Scritto, diretto ed interpretato dallo stesso Stallone, in questo terzo capitolo l’iconico pugile viene mostrato, almeno per pochi minuti di film e per la prima volta, come un codardo. Umanizzando ancora quasi all’estremo la figura ideata dallo stesso Sly. Un passaggio obbligato, come poi ammise lo stesso attore qualche anno più tardi, per confermare l’essenza stessa delle storie del pugile italo-americano.
Come ormai è risaputo, la saga di Rocky è di fatto una metafora sportiva sulla vita di tutti i giorni, sul percorso esistenziale di ognuno di noi, sull’affrontare gli ostacoli della vita e come avere il coraggio di superarli.
Appunto, in questa espressione c’è tutta l’essenza del franchise inaugurato nel 1976. In questo terzo capitolo, dunque, troviamo un Rocky Balboa soddisfatto di sé stesso, ricco, famoso, che ormai ha tutto.
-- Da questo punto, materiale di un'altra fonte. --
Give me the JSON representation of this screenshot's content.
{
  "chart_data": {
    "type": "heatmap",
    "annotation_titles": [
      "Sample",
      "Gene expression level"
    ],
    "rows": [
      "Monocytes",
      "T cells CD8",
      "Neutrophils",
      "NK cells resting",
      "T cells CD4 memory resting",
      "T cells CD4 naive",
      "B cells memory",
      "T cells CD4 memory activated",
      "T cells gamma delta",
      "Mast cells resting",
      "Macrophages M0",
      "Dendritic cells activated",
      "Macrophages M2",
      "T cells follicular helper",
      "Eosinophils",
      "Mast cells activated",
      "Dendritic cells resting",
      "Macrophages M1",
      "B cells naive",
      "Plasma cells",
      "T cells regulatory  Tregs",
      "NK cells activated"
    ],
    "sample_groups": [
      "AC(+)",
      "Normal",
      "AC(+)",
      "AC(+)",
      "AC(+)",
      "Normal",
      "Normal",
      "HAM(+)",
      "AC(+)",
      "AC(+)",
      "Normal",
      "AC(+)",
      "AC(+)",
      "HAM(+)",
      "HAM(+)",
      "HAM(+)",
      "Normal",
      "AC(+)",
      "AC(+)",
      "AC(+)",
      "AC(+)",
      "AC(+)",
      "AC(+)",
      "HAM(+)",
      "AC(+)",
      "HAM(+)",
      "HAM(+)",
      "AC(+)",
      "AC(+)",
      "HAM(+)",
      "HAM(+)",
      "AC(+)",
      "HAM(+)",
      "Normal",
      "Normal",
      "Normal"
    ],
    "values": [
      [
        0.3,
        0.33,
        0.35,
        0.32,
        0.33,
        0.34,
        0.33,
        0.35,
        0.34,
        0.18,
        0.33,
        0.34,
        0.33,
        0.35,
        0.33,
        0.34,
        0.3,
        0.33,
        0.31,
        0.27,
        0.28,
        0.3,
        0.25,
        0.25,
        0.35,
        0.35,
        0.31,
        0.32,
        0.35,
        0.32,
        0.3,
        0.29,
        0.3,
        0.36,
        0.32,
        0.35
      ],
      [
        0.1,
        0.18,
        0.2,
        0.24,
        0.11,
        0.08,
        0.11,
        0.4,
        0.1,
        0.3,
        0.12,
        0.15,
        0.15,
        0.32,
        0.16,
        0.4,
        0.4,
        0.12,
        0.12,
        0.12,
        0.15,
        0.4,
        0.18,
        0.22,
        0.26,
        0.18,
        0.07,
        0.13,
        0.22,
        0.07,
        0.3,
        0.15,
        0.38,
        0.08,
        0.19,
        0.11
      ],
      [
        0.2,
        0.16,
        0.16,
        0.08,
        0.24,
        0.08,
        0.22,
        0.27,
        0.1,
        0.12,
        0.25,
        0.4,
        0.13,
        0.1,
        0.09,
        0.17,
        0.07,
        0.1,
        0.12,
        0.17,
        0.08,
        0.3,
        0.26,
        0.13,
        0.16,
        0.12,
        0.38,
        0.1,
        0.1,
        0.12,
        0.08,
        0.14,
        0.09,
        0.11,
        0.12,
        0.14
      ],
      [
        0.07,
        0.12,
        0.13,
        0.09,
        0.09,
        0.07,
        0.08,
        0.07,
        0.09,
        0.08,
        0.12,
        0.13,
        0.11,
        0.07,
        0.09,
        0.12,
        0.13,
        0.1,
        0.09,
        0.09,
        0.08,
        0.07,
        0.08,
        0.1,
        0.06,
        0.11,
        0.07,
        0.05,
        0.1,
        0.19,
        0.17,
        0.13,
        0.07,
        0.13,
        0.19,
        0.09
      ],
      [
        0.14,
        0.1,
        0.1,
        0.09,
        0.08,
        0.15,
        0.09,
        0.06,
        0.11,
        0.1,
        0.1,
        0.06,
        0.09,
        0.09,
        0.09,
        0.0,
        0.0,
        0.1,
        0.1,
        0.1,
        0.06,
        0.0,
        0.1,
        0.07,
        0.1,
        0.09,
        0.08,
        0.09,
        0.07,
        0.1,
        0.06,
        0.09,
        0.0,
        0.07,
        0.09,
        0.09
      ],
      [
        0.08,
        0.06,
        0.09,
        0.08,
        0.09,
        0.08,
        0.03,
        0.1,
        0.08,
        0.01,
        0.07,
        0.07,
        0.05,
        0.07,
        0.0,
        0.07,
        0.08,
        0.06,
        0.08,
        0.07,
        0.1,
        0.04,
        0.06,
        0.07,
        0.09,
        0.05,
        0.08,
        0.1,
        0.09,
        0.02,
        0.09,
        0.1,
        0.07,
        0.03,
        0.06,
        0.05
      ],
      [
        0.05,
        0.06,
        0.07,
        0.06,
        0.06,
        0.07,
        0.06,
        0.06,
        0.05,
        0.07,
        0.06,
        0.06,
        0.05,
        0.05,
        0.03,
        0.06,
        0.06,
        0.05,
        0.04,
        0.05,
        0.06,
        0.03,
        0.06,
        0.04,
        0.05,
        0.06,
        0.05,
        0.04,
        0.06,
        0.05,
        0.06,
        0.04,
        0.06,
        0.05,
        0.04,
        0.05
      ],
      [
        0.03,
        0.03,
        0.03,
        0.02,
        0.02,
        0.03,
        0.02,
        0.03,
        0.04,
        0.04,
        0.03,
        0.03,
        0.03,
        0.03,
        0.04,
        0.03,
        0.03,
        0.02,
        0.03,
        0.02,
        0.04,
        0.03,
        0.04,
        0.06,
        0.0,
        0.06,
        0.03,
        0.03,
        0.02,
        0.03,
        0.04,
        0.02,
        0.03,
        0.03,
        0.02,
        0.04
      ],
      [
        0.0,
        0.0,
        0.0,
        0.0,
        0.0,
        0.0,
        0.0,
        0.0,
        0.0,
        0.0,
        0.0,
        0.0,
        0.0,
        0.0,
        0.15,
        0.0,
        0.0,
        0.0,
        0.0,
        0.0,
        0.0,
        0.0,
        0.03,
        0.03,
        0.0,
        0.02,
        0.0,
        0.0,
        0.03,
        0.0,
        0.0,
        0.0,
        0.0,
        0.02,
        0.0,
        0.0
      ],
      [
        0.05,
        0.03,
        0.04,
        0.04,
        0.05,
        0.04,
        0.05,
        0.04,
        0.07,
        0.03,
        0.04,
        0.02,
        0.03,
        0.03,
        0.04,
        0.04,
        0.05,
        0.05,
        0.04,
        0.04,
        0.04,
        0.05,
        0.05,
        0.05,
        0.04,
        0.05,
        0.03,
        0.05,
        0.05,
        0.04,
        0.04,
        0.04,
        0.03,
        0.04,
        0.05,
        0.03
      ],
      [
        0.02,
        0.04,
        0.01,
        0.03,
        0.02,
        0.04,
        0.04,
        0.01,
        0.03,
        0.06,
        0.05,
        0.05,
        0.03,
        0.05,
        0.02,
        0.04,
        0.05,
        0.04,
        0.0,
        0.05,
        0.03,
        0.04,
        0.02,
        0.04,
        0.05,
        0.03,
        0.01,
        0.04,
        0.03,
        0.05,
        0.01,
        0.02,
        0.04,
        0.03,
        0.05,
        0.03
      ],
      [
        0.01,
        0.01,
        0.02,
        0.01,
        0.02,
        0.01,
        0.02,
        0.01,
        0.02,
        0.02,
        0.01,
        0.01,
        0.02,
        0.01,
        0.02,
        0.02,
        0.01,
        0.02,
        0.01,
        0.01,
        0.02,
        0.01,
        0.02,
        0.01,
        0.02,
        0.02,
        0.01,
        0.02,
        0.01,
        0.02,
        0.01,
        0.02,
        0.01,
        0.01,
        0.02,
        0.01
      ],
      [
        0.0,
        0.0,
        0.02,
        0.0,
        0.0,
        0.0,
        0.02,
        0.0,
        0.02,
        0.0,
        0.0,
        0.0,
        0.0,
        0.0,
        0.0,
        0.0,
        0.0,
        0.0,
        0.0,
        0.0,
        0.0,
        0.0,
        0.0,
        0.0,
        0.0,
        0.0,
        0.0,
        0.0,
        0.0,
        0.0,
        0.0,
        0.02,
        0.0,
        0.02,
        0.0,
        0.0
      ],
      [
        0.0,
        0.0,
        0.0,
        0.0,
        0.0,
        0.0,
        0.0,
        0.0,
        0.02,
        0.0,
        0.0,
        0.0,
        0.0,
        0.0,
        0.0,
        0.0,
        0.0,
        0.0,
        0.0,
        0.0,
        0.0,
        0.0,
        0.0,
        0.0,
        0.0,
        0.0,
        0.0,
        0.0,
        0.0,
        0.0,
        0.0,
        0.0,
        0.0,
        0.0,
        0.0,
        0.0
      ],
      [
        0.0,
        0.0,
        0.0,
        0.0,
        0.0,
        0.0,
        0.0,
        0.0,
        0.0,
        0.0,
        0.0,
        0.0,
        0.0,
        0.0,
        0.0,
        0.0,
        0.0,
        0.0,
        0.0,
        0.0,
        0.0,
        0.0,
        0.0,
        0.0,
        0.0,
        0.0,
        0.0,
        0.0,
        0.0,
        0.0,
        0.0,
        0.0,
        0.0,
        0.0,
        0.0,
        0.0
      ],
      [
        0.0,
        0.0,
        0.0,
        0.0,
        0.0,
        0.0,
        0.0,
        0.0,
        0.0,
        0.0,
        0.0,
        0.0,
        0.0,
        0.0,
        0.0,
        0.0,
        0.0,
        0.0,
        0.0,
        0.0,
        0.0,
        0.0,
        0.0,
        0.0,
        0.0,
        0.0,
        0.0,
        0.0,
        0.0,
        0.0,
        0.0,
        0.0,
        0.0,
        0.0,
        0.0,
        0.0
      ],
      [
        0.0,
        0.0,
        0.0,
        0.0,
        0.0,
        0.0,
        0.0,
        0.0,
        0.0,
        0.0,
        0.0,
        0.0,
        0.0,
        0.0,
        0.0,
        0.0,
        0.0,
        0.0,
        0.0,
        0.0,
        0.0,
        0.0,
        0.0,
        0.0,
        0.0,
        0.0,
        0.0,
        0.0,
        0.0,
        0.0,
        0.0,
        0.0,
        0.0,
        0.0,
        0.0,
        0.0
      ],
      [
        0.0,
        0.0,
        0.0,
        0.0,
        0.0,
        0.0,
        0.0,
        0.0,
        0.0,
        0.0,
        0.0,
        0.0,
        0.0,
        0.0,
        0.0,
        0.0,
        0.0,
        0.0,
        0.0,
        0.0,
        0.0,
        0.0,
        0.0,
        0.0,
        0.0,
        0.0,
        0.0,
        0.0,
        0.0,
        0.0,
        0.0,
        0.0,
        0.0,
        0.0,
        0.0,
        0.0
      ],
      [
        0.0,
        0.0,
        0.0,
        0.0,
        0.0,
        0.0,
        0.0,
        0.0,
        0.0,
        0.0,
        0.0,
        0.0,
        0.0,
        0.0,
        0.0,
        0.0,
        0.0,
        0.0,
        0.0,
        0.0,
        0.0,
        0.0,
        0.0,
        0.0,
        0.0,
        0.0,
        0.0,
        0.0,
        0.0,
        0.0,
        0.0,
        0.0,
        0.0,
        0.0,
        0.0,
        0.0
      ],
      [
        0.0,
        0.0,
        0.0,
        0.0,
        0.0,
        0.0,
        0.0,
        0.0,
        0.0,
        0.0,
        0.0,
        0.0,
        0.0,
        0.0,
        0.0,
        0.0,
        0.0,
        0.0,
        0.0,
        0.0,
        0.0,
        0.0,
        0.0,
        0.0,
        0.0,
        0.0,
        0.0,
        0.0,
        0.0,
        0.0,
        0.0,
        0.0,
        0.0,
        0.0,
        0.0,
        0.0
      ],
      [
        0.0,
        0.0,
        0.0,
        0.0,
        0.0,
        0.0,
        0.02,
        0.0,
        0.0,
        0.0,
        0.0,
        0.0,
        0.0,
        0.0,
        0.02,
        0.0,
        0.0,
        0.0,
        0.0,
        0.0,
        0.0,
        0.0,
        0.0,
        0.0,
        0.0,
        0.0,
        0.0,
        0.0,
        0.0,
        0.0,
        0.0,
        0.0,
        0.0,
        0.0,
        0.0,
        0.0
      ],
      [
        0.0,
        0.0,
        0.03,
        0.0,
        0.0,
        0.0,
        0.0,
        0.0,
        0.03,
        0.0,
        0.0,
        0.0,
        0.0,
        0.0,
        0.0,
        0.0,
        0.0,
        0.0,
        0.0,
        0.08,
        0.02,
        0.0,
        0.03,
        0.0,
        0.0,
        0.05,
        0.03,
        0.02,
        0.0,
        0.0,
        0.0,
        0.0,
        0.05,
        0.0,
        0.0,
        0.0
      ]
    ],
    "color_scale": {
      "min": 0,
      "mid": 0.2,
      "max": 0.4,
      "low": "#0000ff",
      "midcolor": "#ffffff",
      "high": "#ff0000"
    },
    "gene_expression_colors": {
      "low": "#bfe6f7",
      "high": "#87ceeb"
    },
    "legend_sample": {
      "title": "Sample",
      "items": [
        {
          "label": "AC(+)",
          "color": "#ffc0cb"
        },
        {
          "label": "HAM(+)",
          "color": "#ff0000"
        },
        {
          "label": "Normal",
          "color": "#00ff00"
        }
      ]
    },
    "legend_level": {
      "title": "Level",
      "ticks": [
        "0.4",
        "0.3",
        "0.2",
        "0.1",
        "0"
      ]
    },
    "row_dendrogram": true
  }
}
Si sente, dunque, realizzato ed è diventato, rispetto agli altri pugili, ‘civilizzato’.
Quando si ritrova a dover affrontare il suo ultimo avversario, il forzuto Clubber Lang interpretato dall’altrettanto iconico Mr. T, il B.A. Baracus della serie cult sempre degli anni ’80 ’A-Team’, non si rende conto di aver perso quel mordente, quella giusta cattiveria che lo aveva contraddistinto contro il suo primo storico avversario: Apollo Creed.
Prima di incontrare il suo avversario Rocky scopre la verità sul mantenimento del titolo. I suoi successivi dieci incontri erano su misura. Una verità sbattuta in faccia dal suo manager ormai malato e che non gli rivela le sue reali condizioni di salute al pugile, almeno in un primo momento.
Rocky scopre il reale stato di salute del manager durante l’incontro con Clubber Lang, un incontro preparato dallo stesso pugile italo-americano in maniera fin troppo superficiale. La sconfitta diventa, a questo punto, inevitabile. Sempre nello stesso momento il suo manager muore lasciandolo nello sconforto più totale.
Inizia a vivere negli incubi, attraverso i suoi demoni. Le sue paure diventano realtà e neanche l’avversario di un tempo, lo stesso Apollo Creed, deciso ad aiutarlo lo scuote dalle fondamenta. Ci riuscirà sua moglie Adriana in un delle scene altrettanto iconiche della saga.
Durante la seconda parte degli allenamenti, accompagnati dal singolo già indicato e insieme alle musiche composte da Bill Conti, Rocky Balboa recupera i suoi occhi da tigre vincendo, si, contro Clubber Lang. Vincendo, però e soprattutto, contro sé stesso, contro le sue paure più oscure e recondite della sua mente e animo.
‘Rocky 3’, rispetto ai precedenti capitoli, è stato il maggior successo commerciale, appunto, con una trama che ha giocato maggiormente su colpi ad effetto senza perdere, in alcun modo, le caratteristiche proprie della storia, semmai valorizzandola e, perché no, anche aggiornandola alle atmosfere degli anni ’80.
Per molti questo terzo capitolo non è in grado di reggere il paragone dei primi due. Troppo ‘spettacolare’ rispetto alla riflessione dei precedenti ma altrettanto convincente nel proseguire una saga non ancora terminata grazie al suo spin-off ‘Creed’, di cui quest’anno si attenderà, guarda caso, il terzo capitolo.